Compute Group-Level Configuration
You can configure the balance type for each compute group individually:
ALTER COMPUTE GROUP cg1 PROPERTIES("balance_type"="async_warmup");
Configuration Priority Rules
- If a compute group has no
balance_typeconfigured, the global default valueasync_warmupis used. - If a compute group has a
balance_typeconfigured, that group's configuration takes priority when rebalance is executed.
Rename a Compute Group
Purpose: Rename an existing compute group to a new name.
Command:
ALTER SYSTEM RENAME COMPUTE GROUP <old_name> <new_name>;
After renaming, user permissions and default compute group settings associated with the original compute group name (old_name) are not automatically updated to the new name (new_name). An account with administrator privileges must manually re-grant permissions. This behavior is consistent with the MySQL permission system.
FAQ
How Do I View and Modify the Global Rebalance Type?
- View:
ADMIN SHOW FRONTEND CONFIG LIKE "cloud_warm_up_for_rebalance_type"; - Modify (takes effect without restarting FE):
ADMIN SET FRONTEND CONFIG ("cloud_warm_up_for_rebalance_type" = "without_warmup");
How Do I Query the Balance Type of a Compute Group?

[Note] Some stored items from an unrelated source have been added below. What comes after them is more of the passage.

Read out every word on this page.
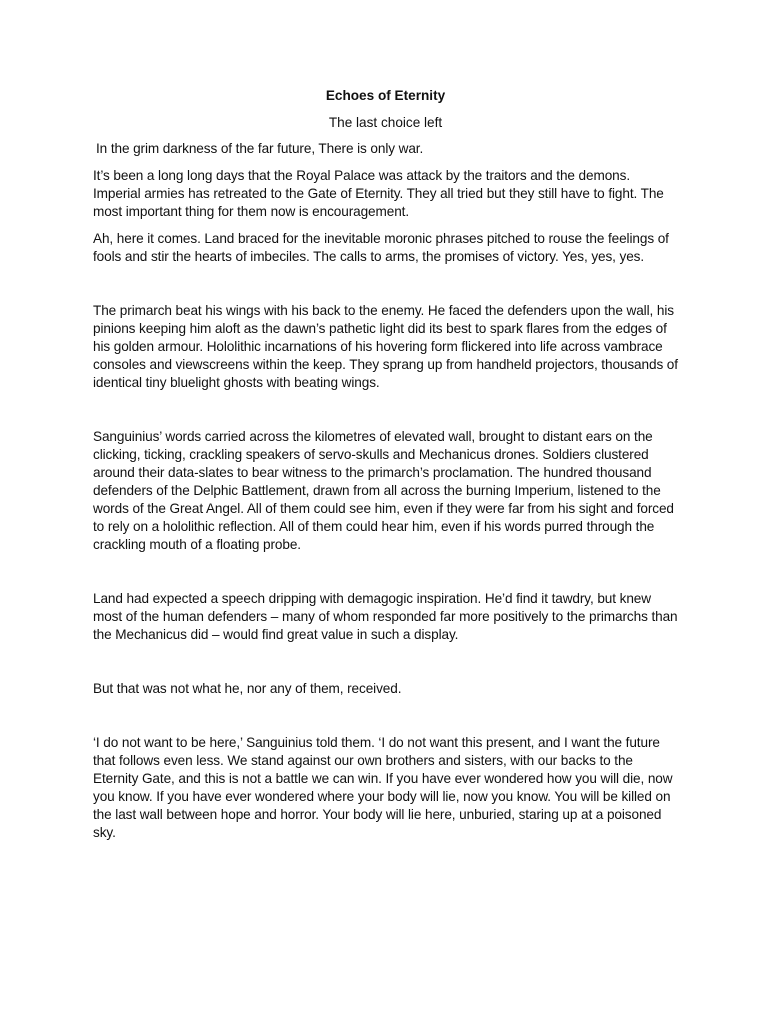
Echoes of Eternity
The last choice left

In the grim darkness of the far future, There is only war.

It’s been a long long days that the Royal Palace was attack by the traitors and the demons. Imperial armies has retreated to the Gate of Eternity. They all tried but they still have to fight. The most important thing for them now is encouragement.

Ah, here it comes. Land braced for the inevitable moronic phrases pitched to rouse the feelings of fools and stir the hearts of imbeciles. The calls to arms, the promises of victory. Yes, yes, yes.

The primarch beat his wings with his back to the enemy. He faced the defenders upon the wall, his pinions keeping him aloft as the dawn’s pathetic light did its best to spark flares from the edges of his golden armour. Hololithic incarnations of his hovering form flickered into life across vambrace consoles and viewscreens within the keep. They sprang up from handheld projectors, thousands of identical tiny bluelight ghosts with beating wings.

Sanguinius’ words carried across the kilometres of elevated wall, brought to distant ears on the clicking, ticking, crackling speakers of servo-skulls and Mechanicus drones. Soldiers clustered around their data-slates to bear witness to the primarch’s proclamation. The hundred thousand defenders of the Delphic Battlement, drawn from all across the burning Imperium, listened to the words of the Great Angel. All of them could see him, even if they were far from his sight and forced to rely on a hololithic reflection. All of them could hear him, even if his words purred through the crackling mouth of a floating probe.

Land had expected a speech dripping with demagogic inspiration. He’d find it tawdry, but knew most of the human defenders – many of whom responded far more positively to the primarchs than the Mechanicus did – would find great value in such a display.

But that was not what he, nor any of them, received.

‘I do not want to be here,’ Sanguinius told them. ‘I do not want this present, and I want the future that follows even less. We stand against our own brothers and sisters, with our backs to the Eternity Gate, and this is not a battle we can win. If you have ever wondered how you will die, now you know. If you have ever wondered where your body will lie, now you know. You will be killed on the last wall between hope and horror. Your body will lie here, unburied, staring up at a poisoned sky.
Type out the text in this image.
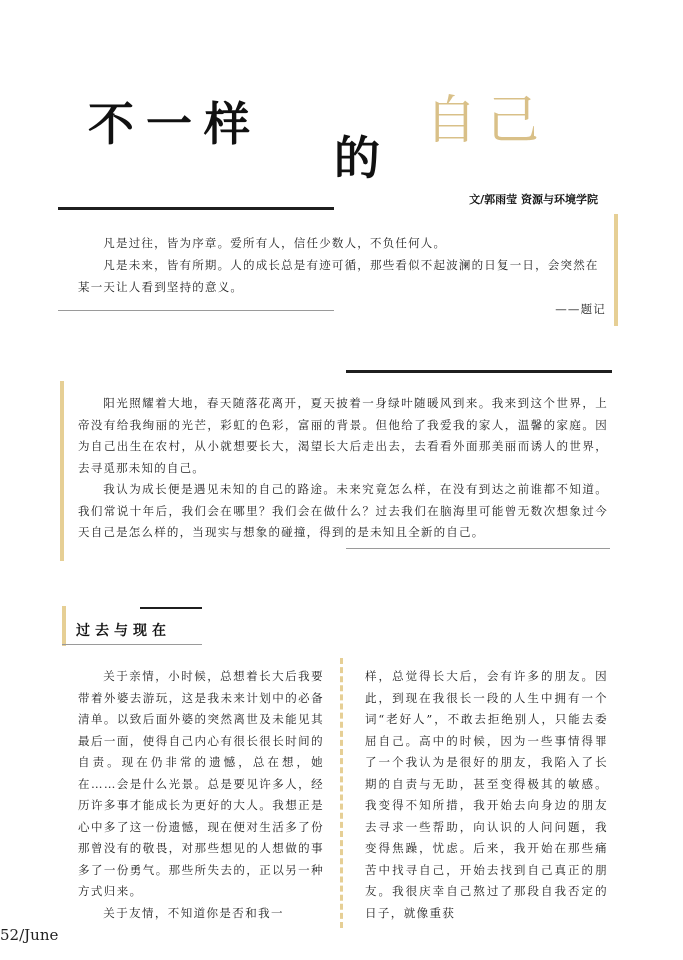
不一样
的
自己
文/郭雨莹 资源与环境学院

凡是过往，皆为序章。爱所有人，信任少数人，不负任何人。

凡是未来，皆有所期。人的成长总是有迹可循，那些看似不起波澜的日复一日，会突然在某一天让人看到坚持的意义。

——题记

阳光照耀着大地，春天随落花离开，夏天披着一身绿叶随暖风到来。我来到这个世界，上帝没有给我绚丽的光芒，彩虹的色彩，富丽的背景。但他给了我爱我的家人，温馨的家庭。因为自己出生在农村，从小就想要长大，渴望长大后走出去，去看看外面那美丽而诱人的世界，去寻觅那未知的自己。

我认为成长便是遇见未知的自己的路途。未来究竟怎么样，在没有到达之前谁都不知道。我们常说十年后，我们会在哪里？我们会在做什么？过去我们在脑海里可能曾无数次想象过今天自己是怎么样的，当现实与想象的碰撞，得到的是未知且全新的自己。

过去与现在

关于亲情，小时候，总想着长大后我要带着外婆去游玩，这是我未来计划中的必备清单。以致后面外婆的突然离世及未能见其最后一面，使得自己内心有很长很长时间的自责。现在仍非常的遗憾，总在想，她在……会是什么光景。总是要见许多人，经历许多事才能成长为更好的大人。我想正是心中多了这一份遗憾，现在便对生活多了份那曾没有的敬畏，对那些想见的人想做的事多了一份勇气。那些所失去的，正以另一种方式归来。

关于友情，不知道你是否和我一

样，总觉得长大后，会有许多的朋友。因此，到现在我很长一段的人生中拥有一个词“老好人”，不敢去拒绝别人，只能去委屈自己。高中的时候，因为一些事情得罪了一个我认为是很好的朋友，我陷入了长期的自责与无助，甚至变得极其的敏感。我变得不知所措，我开始去向身边的朋友去寻求一些帮助，向认识的人问问题，我变得焦躁，忧虑。后来，我开始在那些痛苦中找寻自己，开始去找到自己真正的朋友。我很庆幸自己熬过了那段自我否定的日子，就像重获

52/June
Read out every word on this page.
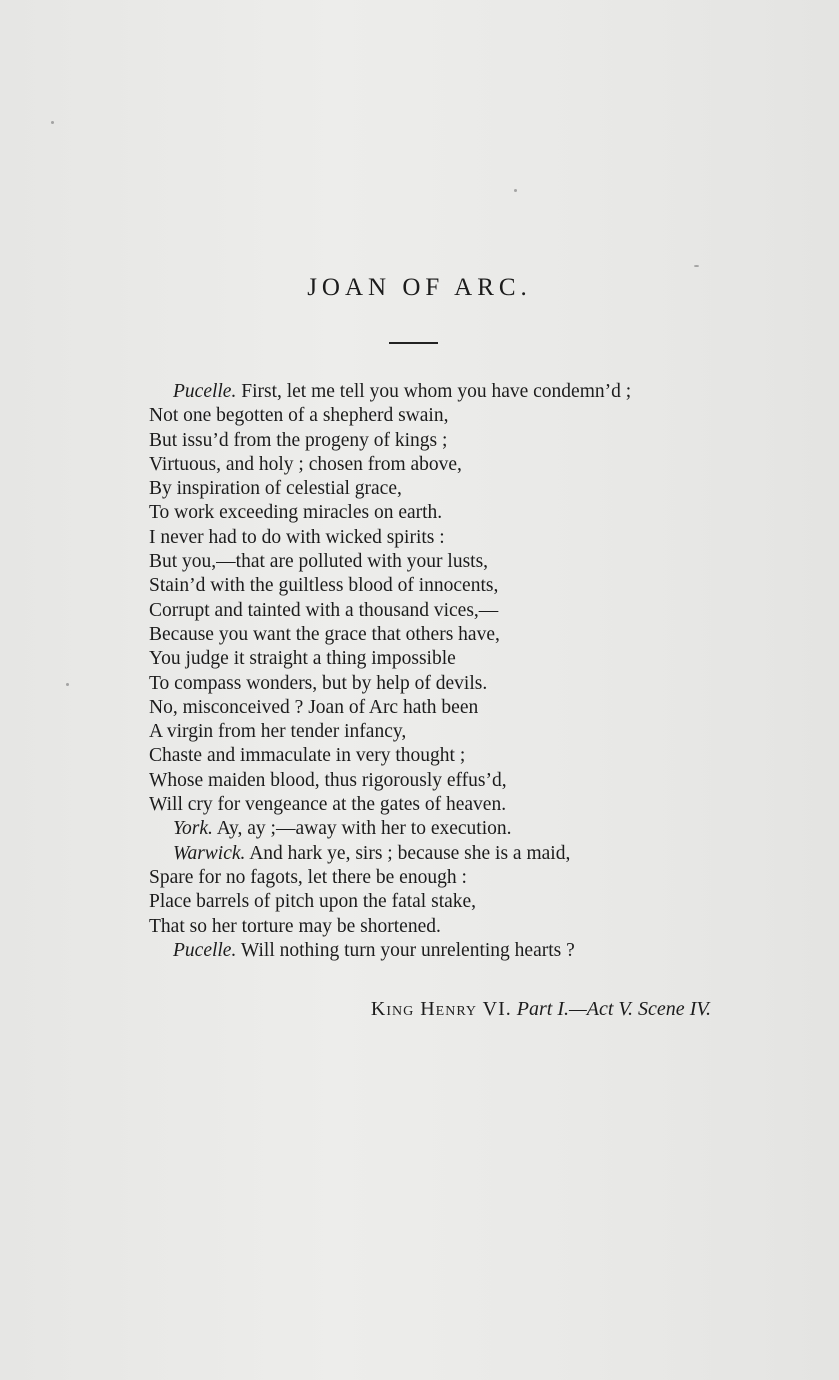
JOAN OF ARC.
Pucelle. First, let me tell you whom you have condemn’d ;
Not one begotten of a shepherd swain,
But issu’d from the progeny of kings ;
Virtuous, and holy ; chosen from above,
By inspiration of celestial grace,
To work exceeding miracles on earth.
I never had to do with wicked spirits :
But you,—that are polluted with your lusts,
Stain’d with the guiltless blood of innocents,
Corrupt and tainted with a thousand vices,—
Because you want the grace that others have,
You judge it straight a thing impossible
To compass wonders, but by help of devils.
No, misconceived ? Joan of Arc hath been
A virgin from her tender infancy,
Chaste and immaculate in very thought ;
Whose maiden blood, thus rigorously effus’d,
Will cry for vengeance at the gates of heaven.
York. Ay, ay ;—away with her to execution.
Warwick. And hark ye, sirs ; because she is a maid,
Spare for no fagots, let there be enough :
Place barrels of pitch upon the fatal stake,
That so her torture may be shortened.
Pucelle. Will nothing turn your unrelenting hearts ?
King Henry VI. Part I.—Act V. Scene IV.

Run SHOW COMPUTE GROUPS;. The properties column in the result contains the attributes of each compute group, where you can view the balance_type configuration.
How Do I Determine Whether the Cluster Is in a Stable Tablet State?
Method 1: Check via SHOW BACKENDS
Check whether the tablet count across BE nodes is approximately balanced. Reference range:
(total tablets in cluster / number of BEs in Compute Group) × 0.95
~
(total tablets in cluster / number of BEs in Compute Group) × 1.05
Here 0.05 is the default value of the FE configuration item cloud_rebalance_percent_threshold. To make the tablet distribution across BE nodes more uniform, reduce this configuration value.
Method 2: Observe via FE Metrics
Check the doris_fe_cloud_.*_balance_num metrics series in the FE metrics. If the values remain unchanged for an extended period, the compute group has reached a balanced state. It is recommended to configure these metrics in your monitoring dashboard for continuous observation:
curl "http://feip:fe_http_port/metrics" | grep '_balance_num'
What Should I Do If a "No Default Compute Group Configured" Error Occurs During Data Read/Write?
Resolve the issue using one of the following methods:
- Use the
USE @clustercommand to temporarily specify the compute group for the current session. - Use
SET PROPERTY 'default_compute_group' = '{clusterName}'to permanently set the default compute group.
What Should I Do If an Error Occurs After the Default Compute Group Is Deleted?
After a compute group is deleted, users that depend on that compute group encounter errors during read/write operations. Resolution options:
- Use the
USE @clustercommand to reassign a compute group for the current session. - Use
SET PROPERTYto update the default compute group to another valid compute group.